第211話 アナザー 二人の高森 その19

文字数 559文字

先生は思い思いの方向に散らばるメンバーを見渡して一人森の奥の方へ入って行った。

地面から湧き上がってくる大地のエネルギーを感じながら更に奥へ行くとそこには、こじんまりとした堂があり裏手にコンコンと湧きだす泉があった。

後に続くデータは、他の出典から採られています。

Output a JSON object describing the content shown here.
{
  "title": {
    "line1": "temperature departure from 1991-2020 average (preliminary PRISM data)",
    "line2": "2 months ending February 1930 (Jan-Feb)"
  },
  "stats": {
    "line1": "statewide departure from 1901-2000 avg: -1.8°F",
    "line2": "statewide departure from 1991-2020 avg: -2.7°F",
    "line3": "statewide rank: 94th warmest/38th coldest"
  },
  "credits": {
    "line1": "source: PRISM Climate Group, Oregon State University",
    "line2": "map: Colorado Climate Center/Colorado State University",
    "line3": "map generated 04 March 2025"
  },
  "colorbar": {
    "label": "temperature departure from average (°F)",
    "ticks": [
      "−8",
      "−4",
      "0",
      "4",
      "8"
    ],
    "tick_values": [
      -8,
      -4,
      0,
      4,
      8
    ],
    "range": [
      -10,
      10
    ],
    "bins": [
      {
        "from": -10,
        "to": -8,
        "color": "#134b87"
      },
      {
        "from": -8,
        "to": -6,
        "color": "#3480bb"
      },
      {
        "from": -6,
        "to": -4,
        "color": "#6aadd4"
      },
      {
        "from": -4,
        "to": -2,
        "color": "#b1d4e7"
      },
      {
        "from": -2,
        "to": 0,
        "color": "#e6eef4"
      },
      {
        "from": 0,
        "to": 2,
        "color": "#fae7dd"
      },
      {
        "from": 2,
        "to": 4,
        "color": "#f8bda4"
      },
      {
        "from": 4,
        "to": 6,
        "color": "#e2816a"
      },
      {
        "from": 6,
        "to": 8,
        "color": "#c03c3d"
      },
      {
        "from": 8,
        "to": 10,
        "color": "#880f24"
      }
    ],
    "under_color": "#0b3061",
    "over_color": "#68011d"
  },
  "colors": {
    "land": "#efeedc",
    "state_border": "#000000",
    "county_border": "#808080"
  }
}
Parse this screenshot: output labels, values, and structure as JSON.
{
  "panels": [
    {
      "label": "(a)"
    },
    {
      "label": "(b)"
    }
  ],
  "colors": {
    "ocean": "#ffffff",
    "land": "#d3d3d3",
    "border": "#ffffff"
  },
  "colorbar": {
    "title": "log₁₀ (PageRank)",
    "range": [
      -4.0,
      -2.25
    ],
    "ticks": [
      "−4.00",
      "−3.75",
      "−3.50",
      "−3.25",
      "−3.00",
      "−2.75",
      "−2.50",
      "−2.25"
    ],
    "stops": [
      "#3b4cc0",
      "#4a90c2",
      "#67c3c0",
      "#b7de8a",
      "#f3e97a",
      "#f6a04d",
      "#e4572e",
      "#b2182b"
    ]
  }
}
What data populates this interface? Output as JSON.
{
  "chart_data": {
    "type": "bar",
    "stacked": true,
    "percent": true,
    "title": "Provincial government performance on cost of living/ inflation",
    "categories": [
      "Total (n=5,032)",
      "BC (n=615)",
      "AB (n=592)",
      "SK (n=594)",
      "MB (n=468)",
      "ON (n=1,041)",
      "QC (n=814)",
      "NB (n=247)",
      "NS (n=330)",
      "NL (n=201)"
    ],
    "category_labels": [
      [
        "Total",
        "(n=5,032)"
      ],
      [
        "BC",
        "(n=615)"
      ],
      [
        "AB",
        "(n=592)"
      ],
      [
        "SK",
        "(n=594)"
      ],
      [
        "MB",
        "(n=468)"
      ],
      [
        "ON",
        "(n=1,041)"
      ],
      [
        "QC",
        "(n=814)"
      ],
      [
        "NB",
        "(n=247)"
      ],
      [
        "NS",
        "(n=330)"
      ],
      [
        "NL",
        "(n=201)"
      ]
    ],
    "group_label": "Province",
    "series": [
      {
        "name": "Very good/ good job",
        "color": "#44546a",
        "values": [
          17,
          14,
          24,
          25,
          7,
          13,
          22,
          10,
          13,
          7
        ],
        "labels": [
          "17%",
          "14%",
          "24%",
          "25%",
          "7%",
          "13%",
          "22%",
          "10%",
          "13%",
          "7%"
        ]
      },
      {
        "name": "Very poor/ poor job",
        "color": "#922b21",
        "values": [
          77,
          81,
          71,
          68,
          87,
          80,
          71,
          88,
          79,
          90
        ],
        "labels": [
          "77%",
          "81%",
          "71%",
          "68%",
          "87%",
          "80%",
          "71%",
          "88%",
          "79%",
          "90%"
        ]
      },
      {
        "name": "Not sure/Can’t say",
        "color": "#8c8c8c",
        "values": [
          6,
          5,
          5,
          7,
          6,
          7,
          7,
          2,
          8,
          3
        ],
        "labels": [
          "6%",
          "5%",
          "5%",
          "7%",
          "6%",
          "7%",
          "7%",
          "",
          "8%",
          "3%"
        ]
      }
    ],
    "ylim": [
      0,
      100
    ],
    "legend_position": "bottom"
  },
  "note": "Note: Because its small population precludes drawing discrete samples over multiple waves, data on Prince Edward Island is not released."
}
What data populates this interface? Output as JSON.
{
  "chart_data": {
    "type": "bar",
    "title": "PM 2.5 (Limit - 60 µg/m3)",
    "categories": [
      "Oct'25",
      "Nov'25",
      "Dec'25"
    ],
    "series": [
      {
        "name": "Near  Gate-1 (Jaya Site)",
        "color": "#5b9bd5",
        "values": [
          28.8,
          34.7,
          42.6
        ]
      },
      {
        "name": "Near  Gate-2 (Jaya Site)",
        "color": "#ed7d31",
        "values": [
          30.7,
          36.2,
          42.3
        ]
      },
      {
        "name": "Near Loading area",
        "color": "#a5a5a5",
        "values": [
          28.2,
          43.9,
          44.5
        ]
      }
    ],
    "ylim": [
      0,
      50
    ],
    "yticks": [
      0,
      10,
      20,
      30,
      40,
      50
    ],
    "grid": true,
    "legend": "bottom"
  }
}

エネルギーの流れはそこから来ているのはまちがいがない。
まわりに誰も居ないのを確認してからスマホを取り出し電話をかける。

何度コールしても出ない。
相手はたいして事件の依頼も来ない探偵事務所の応接室で眠りこけているに違いなかった。
スマホをカバンにしまって、いきなりお邪魔する事にした。
助手もいないと聞いている。マズイことにはならないだろう。

一応用心の為にトイレの個室に飛んだ。
そこから出て事務所のドアを二回ノックした。
すんなりとドアが開いた。

「……君は?ここの事務所の人?」
出迎えてくれた好青年。あどけなさが残る顔立ち。
どうみても高校生くらいにしかみえない。
「はい。そうですよ……先生に御用でしょうか。今、起こしますね」

爽やかにそう言う彼は事務所奥の応接室の方に行った。

「せんせい。起きてくださーい。お客様ですよ」
「んっ。あっ。また来たのか。君はほんとにしつっこいねー」

身を起こした、この事務所の(あるじ)は言われた方に顏を向け「あっ」と驚いて沈黙した。